Republican Michael P. O’Rielly, whom President Barack Obama has nominated to serve as an FCC commissioner, said during his Senate confirmation hearing in September that the agency’s past attempts to “micro-manage spectrum auctions” were “problematic.”

One argument against limiting the bidders is that doing so will only cost the government revenue, as there is nothing to prevent a smaller company from winning spectrum at auction and then turning around and selling it to Verizon or AT&T for a profit. O’Rielly said previous auction winners have done exactly that.

The GOP’s position received a boost last month, when the Progressive Policy Institute, a think tank with centrist Democratic roots, released a report that downplayed the necessity of preserving smaller wireless carriers.

In the PPI report, authors David Balto and Hal Singer argued that the goal of spectrum policy should be better communications networks, not simply more competition in the market. The study suggests that large national wireless carriers may be able to achieve economies of scale that allow them to use spectrum more efficiently than chopping it up among a range of smaller carriers.

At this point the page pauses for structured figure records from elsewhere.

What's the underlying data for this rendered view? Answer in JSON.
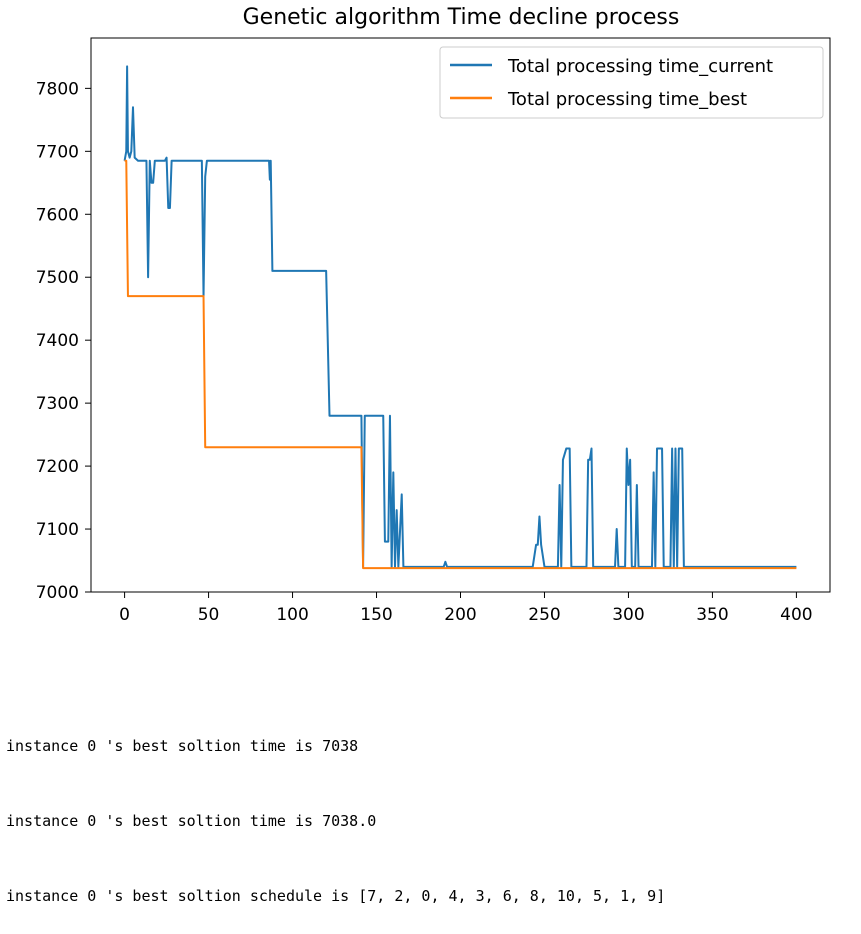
{
  "chart_data": {
    "type": "line",
    "title": "Genetic algorithm Time decline process",
    "xlabel": "",
    "ylabel": "",
    "xlim": [
      -20,
      420
    ],
    "ylim": [
      7000,
      7880
    ],
    "xticks": [
      0,
      50,
      100,
      150,
      200,
      250,
      300,
      350,
      400
    ],
    "yticks": [
      7000,
      7100,
      7200,
      7300,
      7400,
      7500,
      7600,
      7700,
      7800
    ],
    "grid": false,
    "legend_position": "top-right",
    "series": [
      {
        "name": "Total processing time_current",
        "color": "#1f77b4",
        "points": [
          [
            0,
            7685
          ],
          [
            1,
            7700
          ],
          [
            1.5,
            7835
          ],
          [
            2,
            7700
          ],
          [
            3,
            7690
          ],
          [
            4,
            7700
          ],
          [
            5,
            7770
          ],
          [
            6,
            7690
          ],
          [
            8,
            7685
          ],
          [
            13,
            7685
          ],
          [
            14,
            7500
          ],
          [
            15,
            7685
          ],
          [
            16,
            7650
          ],
          [
            17,
            7650
          ],
          [
            18,
            7685
          ],
          [
            24,
            7685
          ],
          [
            25,
            7690
          ],
          [
            26,
            7610
          ],
          [
            27,
            7610
          ],
          [
            28,
            7685
          ],
          [
            46,
            7685
          ],
          [
            47,
            7470
          ],
          [
            48,
            7660
          ],
          [
            49,
            7685
          ],
          [
            86,
            7685
          ],
          [
            86.5,
            7655
          ],
          [
            87,
            7685
          ],
          [
            88,
            7510
          ],
          [
            120,
            7510
          ],
          [
            122,
            7280
          ],
          [
            140,
            7280
          ],
          [
            141,
            7280
          ],
          [
            142,
            7040
          ],
          [
            143,
            7280
          ],
          [
            154,
            7280
          ],
          [
            155,
            7080
          ],
          [
            157,
            7080
          ],
          [
            158,
            7280
          ],
          [
            159,
            7040
          ],
          [
            160,
            7190
          ],
          [
            161,
            7040
          ],
          [
            162,
            7130
          ],
          [
            163,
            7040
          ],
          [
            165,
            7155
          ],
          [
            166,
            7040
          ],
          [
            190,
            7040
          ],
          [
            191,
            7048
          ],
          [
            192,
            7040
          ],
          [
            243,
            7040
          ],
          [
            245,
            7075
          ],
          [
            246,
            7075
          ],
          [
            247,
            7120
          ],
          [
            248,
            7075
          ],
          [
            250,
            7040
          ],
          [
            258,
            7040
          ],
          [
            259,
            7170
          ],
          [
            260,
            7040
          ],
          [
            261,
            7210
          ],
          [
            263,
            7228
          ],
          [
            265,
            7228
          ],
          [
            266,
            7040
          ],
          [
            275,
            7040
          ],
          [
            276,
            7210
          ],
          [
            277,
            7210
          ],
          [
            278,
            7228
          ],
          [
            279,
            7040
          ],
          [
            292,
            7040
          ],
          [
            293,
            7100
          ],
          [
            294,
            7040
          ],
          [
            298,
            7040
          ],
          [
            299,
            7228
          ],
          [
            300,
            7170
          ],
          [
            301,
            7210
          ],
          [
            302,
            7040
          ],
          [
            304,
            7040
          ],
          [
            305,
            7170
          ],
          [
            306,
            7040
          ],
          [
            314,
            7040
          ],
          [
            315,
            7190
          ],
          [
            316,
            7040
          ],
          [
            317,
            7228
          ],
          [
            320,
            7228
          ],
          [
            321,
            7040
          ],
          [
            325,
            7040
          ],
          [
            326,
            7228
          ],
          [
            327,
            7040
          ],
          [
            328,
            7228
          ],
          [
            329,
            7040
          ],
          [
            330,
            7228
          ],
          [
            332,
            7228
          ],
          [
            333,
            7040
          ],
          [
            400,
            7040
          ]
        ]
      },
      {
        "name": "Total processing time_best",
        "color": "#ff7f0e",
        "points": [
          [
            0,
            7685
          ],
          [
            1,
            7685
          ],
          [
            2,
            7470
          ],
          [
            47,
            7470
          ],
          [
            48,
            7230
          ],
          [
            141,
            7230
          ],
          [
            142,
            7038
          ],
          [
            400,
            7038
          ]
        ]
      }
    ]
  },
  "console": [
    "instance 0 's best soltion time is 7038",
    "instance 0 's best soltion time is 7038.0",
    "instance 0 's best soltion schedule is [7, 2, 0, 4, 3, 6, 8, 10, 5, 1, 9]"
  ]
}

“Promoting the livelihood of specific wireless carriers is not an appropriate basis for a regulator to intervene in an input market such as spectrum,” the report states. “Moreover, as wireless customers demand more of their wireless networks, the social benefits of preserving smaller carriers through any programs (including spectrum policy) are increasingly hard to fathom.”

Eshoo wouldn’t specify what mechanism the FCC should use to ensure that smaller carriers have a shot at buying beachfront spectrum, instead referring back to the language of the DOJ filing and the statute authorizing the auction, which was tacked onto the payroll-tax-cut extension (PL 112-96) that Congress cleared in February 2012.

Apart from expressly banning AT&T and Verizon from bidding, the FCC has other options, such as limiting the number of licenses that one company can hold in the 600 megahertz band, which will be the focus of the auction.

“We need to create a lot more competition, there are a lot more carriers eager to participate,” Eshoo said. “That’s what I want to see.”

As crunch time approaches, look for more lawmakers to weigh in from both sides to try to persuade the FCC to set up the spectrum auction to their liking.